Benefits of visual communication

Among the many extraordinary talents of Charles Dickens was his ability to describe people, places, objects, and situations in a way that allows readers to experience the events he narrated. Unfortunately, few of us have the capability or the time to describe and narrate like Dickens. Luckily, we live in the digital age where it is relatively easy to add visual aids to our text.

A noun describes a person, place, or a thing. The mere mention of a noun we know invokes an image in the mind. Upon reading the word CAR, readers would have no difficulty in visualizing a car or understanding what a car is. Most of us will visualize cars of different shapes, models, and colors. Adjectives, which describe nouns, help in narrowing the mental images of readers to something closer to what the writer is visualizing. RED CAR would narrow the color choices. RED SPORTS CAR would narrow the choices further. But now matter how descriptive the writer is, he would not be able to describe exactly what he sees. Which shade of red? Perhaps the car is a bit dusty and rusty. Perhaps the sunset has changed the hue. A picture of the car, however, allows every reader to see exactly what the writer is seeing. It shows details, which weren't even noticed by the writer. It shows details left out by the writer, such as the surroundings of the vehicle. A single image allowed the writer to describe the object better than he could have described with skillful use of adjectives. Clearly a picture is worth a thousand words and a video would perhaps be worth thousands of words.The image, of course, does not provide the artistic qualities of skillfully written paragraphs but most of us are interested in writing business and technical documents, not masterworks of fiction.

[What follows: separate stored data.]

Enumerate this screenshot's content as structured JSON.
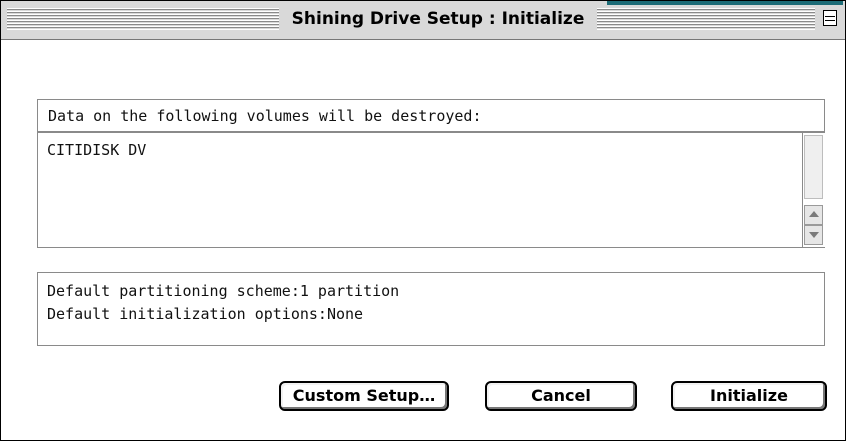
{
  "window": {
    "title": "Shining Drive Setup : Initialize"
  },
  "volumes": {
    "header": "Data on the following volumes will be destroyed:",
    "items": [
      "CITIDISK DV"
    ]
  },
  "defaults": {
    "partitioning": "Default partitioning scheme:1 partition",
    "initialization": "Default initialization options:None"
  },
  "buttons": {
    "custom_setup": "Custom Setup…",
    "cancel": "Cancel",
    "initialize": "Initialize"
  },
  "icons": {
    "collapse": "window-collapse-icon",
    "scroll_up": "arrow-up-icon",
    "scroll_down": "arrow-down-icon"
  },
  "colors": {
    "accent": "#1c6b76"
  }
}
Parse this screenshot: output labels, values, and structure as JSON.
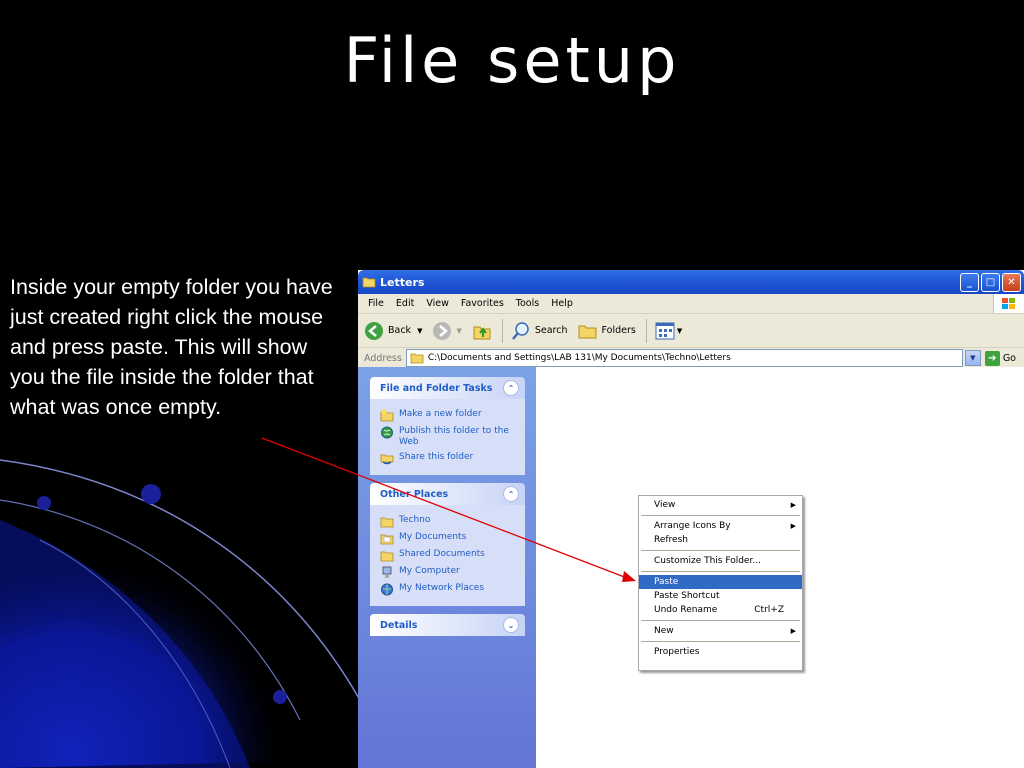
{
  "slide": {
    "title": "File setup",
    "body": "Inside your empty folder you have just created right click the mouse and press paste. This will show you the file inside the folder that what was once empty."
  },
  "window": {
    "title": "Letters",
    "menu": [
      "File",
      "Edit",
      "View",
      "Favorites",
      "Tools",
      "Help"
    ],
    "toolbar": {
      "back": "Back",
      "search": "Search",
      "folders": "Folders"
    },
    "address": {
      "label": "Address",
      "value": "C:\\Documents and Settings\\LAB 131\\My Documents\\Techno\\Letters",
      "go": "Go"
    }
  },
  "tasks_panel": {
    "title": "File and Folder Tasks",
    "items": [
      "Make a new folder",
      "Publish this folder to the Web",
      "Share this folder"
    ]
  },
  "places_panel": {
    "title": "Other Places",
    "items": [
      "Techno",
      "My Documents",
      "Shared Documents",
      "My Computer",
      "My Network Places"
    ]
  },
  "details_panel": {
    "title": "Details"
  },
  "context_menu": {
    "view": "View",
    "arrange": "Arrange Icons By",
    "refresh": "Refresh",
    "customize": "Customize This Folder...",
    "paste": "Paste",
    "paste_shortcut": "Paste Shortcut",
    "undo": "Undo Rename",
    "undo_shortcut": "Ctrl+Z",
    "new": "New",
    "properties": "Properties"
  },
  "colors": {
    "slide_bg": "#000000",
    "accent": "#215dc6",
    "arrow": "#e00000",
    "highlight": "#316ac5"
  }
}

Visual communication helps in describing physical objects and explaining ideas and processes. As we have just seen, images are efficient medium for describing physical objects. Ideas and processes are not physical objects but sparks in our heads or flow of events. They can be visualized with diagrams, graphs, charts, screenshots, and other visual illustrations. Unless you enjoy writing lengthy text documents, consider adding visual illustrations in your documents. A wide array of tools are now available to make this a simple task. Mindmaps are used to organize ideas. Flow charts represent flow of events. Building plans illustrate the components and arrangement of the building components. Use case diagrams show how sequence of event in usage of a system. Depending on your industry and profession, if you are involved in a trade or profession, chances are that you there is a set of illustrative techniques which are used. You should become familiar with the visual illustration techniques i.e. learn how to interpret, create, modify, and add there illustrations to your documents. Learn to use the tools which would make creation and modification of these tools simpler. The effort you put into learning visual techniques and tools would pay back by allowing you to write visually appealing, clear, concise, and comprehensible documents while having to write fewer lines of text.